Pentaho and Hadoop Pentaho and Hadoop hadoop hadoop

Pentaho and Hadoop


An ETL is a tool to Extract data, Transform (join, enrich, filter,...) it and Load the result in another data store. Good ETLS are visual, data store agnostic and easy to automate.

Hadoop is a data store distributed on a network of clusters plus software to handle diseminated data. The data transformation is specialized on few elementary operations which can be optimized to this usually massive amount of data, like (but not only) Map-Reduce.

Pentaho Data Integrator has connectors to Hadoop systems which are easy to set up and tune up. So the best strategy is to setup a Hadoop network as data store and manipulate it through the PDI.


Pentaho PDI is a tool for creating, managing, running and monitoring ETL workflows. It can work with Hadoop, RDBMS, Queues, files, etc.

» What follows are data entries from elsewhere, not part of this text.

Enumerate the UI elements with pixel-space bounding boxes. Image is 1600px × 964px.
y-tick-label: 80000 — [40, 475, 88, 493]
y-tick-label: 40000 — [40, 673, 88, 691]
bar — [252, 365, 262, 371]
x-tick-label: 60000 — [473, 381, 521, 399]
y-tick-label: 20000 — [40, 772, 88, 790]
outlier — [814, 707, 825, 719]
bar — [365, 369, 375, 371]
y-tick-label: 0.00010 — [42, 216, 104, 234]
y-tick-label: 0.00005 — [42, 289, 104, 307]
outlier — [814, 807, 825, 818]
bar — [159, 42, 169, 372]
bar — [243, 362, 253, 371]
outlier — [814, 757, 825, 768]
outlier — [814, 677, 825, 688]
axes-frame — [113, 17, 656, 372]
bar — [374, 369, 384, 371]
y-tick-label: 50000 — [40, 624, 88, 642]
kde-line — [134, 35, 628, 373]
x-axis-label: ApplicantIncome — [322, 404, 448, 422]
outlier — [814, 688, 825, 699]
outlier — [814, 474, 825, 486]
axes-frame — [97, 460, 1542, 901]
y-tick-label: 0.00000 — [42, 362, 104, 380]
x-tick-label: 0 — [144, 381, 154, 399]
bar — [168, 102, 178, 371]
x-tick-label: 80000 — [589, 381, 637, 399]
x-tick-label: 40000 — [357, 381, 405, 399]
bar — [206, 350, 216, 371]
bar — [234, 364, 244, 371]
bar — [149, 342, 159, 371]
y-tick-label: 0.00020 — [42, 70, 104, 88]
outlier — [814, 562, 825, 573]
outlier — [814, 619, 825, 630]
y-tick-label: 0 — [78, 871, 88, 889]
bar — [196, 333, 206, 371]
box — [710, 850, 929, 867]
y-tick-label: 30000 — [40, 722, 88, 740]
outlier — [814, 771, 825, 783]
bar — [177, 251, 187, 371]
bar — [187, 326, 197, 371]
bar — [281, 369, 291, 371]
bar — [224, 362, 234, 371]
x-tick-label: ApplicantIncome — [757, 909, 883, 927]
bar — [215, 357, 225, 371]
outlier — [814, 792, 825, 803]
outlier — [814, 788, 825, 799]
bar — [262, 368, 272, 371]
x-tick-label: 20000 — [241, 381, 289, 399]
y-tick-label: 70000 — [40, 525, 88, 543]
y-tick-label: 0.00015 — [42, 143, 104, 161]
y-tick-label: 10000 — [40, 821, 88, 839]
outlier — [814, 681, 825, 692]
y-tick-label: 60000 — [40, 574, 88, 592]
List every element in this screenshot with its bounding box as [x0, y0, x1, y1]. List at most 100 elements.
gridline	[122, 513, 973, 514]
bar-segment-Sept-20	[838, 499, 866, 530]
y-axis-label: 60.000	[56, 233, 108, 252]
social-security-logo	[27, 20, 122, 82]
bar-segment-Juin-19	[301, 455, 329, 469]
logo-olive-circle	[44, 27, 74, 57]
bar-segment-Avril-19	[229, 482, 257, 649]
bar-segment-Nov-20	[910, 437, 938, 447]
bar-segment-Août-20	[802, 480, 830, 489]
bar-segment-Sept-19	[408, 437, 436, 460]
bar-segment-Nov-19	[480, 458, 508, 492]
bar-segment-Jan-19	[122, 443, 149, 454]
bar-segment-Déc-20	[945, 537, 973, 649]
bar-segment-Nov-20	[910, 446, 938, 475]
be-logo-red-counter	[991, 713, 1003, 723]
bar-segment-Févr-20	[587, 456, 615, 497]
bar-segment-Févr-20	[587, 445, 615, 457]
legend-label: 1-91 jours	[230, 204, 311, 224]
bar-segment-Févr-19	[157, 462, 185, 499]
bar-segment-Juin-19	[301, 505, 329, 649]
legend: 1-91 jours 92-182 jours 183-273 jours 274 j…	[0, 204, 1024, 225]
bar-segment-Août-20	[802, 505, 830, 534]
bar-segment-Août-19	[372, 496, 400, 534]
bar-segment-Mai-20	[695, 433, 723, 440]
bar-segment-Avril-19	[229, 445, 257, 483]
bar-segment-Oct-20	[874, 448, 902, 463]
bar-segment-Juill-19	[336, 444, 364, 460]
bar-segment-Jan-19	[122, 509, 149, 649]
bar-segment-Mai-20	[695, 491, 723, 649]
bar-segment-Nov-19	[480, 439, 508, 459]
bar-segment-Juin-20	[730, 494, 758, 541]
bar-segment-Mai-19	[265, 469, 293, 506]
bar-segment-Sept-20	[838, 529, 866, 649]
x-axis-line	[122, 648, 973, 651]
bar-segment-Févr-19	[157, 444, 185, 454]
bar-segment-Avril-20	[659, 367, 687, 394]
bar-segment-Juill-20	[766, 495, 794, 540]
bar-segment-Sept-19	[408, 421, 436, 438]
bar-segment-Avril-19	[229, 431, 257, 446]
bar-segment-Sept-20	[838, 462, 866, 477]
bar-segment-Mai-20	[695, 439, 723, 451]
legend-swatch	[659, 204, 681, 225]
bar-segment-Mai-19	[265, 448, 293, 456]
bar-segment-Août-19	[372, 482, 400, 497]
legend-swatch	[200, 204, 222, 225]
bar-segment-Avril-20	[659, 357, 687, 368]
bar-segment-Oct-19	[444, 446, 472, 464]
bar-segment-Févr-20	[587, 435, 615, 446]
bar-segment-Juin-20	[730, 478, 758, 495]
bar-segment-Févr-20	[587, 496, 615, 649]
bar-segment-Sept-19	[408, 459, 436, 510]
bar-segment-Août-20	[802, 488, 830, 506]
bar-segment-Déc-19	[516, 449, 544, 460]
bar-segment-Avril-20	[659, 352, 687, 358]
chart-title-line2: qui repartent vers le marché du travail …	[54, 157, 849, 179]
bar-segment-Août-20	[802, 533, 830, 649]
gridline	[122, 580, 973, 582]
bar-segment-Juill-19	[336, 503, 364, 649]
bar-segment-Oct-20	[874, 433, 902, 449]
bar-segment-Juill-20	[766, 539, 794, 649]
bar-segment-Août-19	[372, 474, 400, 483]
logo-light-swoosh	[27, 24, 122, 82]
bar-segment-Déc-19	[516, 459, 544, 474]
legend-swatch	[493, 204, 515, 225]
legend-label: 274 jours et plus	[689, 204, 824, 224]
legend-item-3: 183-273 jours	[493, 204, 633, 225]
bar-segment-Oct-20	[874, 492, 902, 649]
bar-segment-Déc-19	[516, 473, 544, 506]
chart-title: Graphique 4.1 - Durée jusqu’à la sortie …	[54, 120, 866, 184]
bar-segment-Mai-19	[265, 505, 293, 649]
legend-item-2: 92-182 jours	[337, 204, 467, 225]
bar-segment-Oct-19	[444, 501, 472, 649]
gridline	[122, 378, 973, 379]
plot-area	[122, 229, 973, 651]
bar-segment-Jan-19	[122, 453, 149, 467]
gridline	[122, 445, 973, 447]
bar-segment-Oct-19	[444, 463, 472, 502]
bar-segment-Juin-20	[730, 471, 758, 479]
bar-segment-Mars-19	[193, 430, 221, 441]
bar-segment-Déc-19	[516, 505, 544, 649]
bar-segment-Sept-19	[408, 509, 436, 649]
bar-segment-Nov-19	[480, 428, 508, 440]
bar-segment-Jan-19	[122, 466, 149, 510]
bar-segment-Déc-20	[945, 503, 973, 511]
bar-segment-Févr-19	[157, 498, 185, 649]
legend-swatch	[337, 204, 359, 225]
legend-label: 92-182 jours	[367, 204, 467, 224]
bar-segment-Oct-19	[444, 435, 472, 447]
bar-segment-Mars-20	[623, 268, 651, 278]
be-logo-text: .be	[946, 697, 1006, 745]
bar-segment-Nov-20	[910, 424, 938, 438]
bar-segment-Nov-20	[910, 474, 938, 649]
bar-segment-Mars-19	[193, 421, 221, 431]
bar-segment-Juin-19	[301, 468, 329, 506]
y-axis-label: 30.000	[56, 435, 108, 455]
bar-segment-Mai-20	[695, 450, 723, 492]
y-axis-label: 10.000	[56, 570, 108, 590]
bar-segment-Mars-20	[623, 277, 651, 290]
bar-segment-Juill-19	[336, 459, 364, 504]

Hadoop is a platform for distributed computation (Map-Reduce framework, HDFS, etc). Many tools can run on Hadoop or can connect to Hadoop and use it's data, run processes.

Pentaho PDI can connect to Hadoop using it's own connectors and write/read data. You can start Hadopp job from PDI, also it can process data by itself inside transformation flow and store or send results to HDFS, RDBMS, some queue, email, etc. Of course you can invent you own tool for ETL workflows or simply use bash+Hive, etc, but PDI allows ETL processsing in a unified way not depending on data sources and targets. Also Pentaho has great visualization.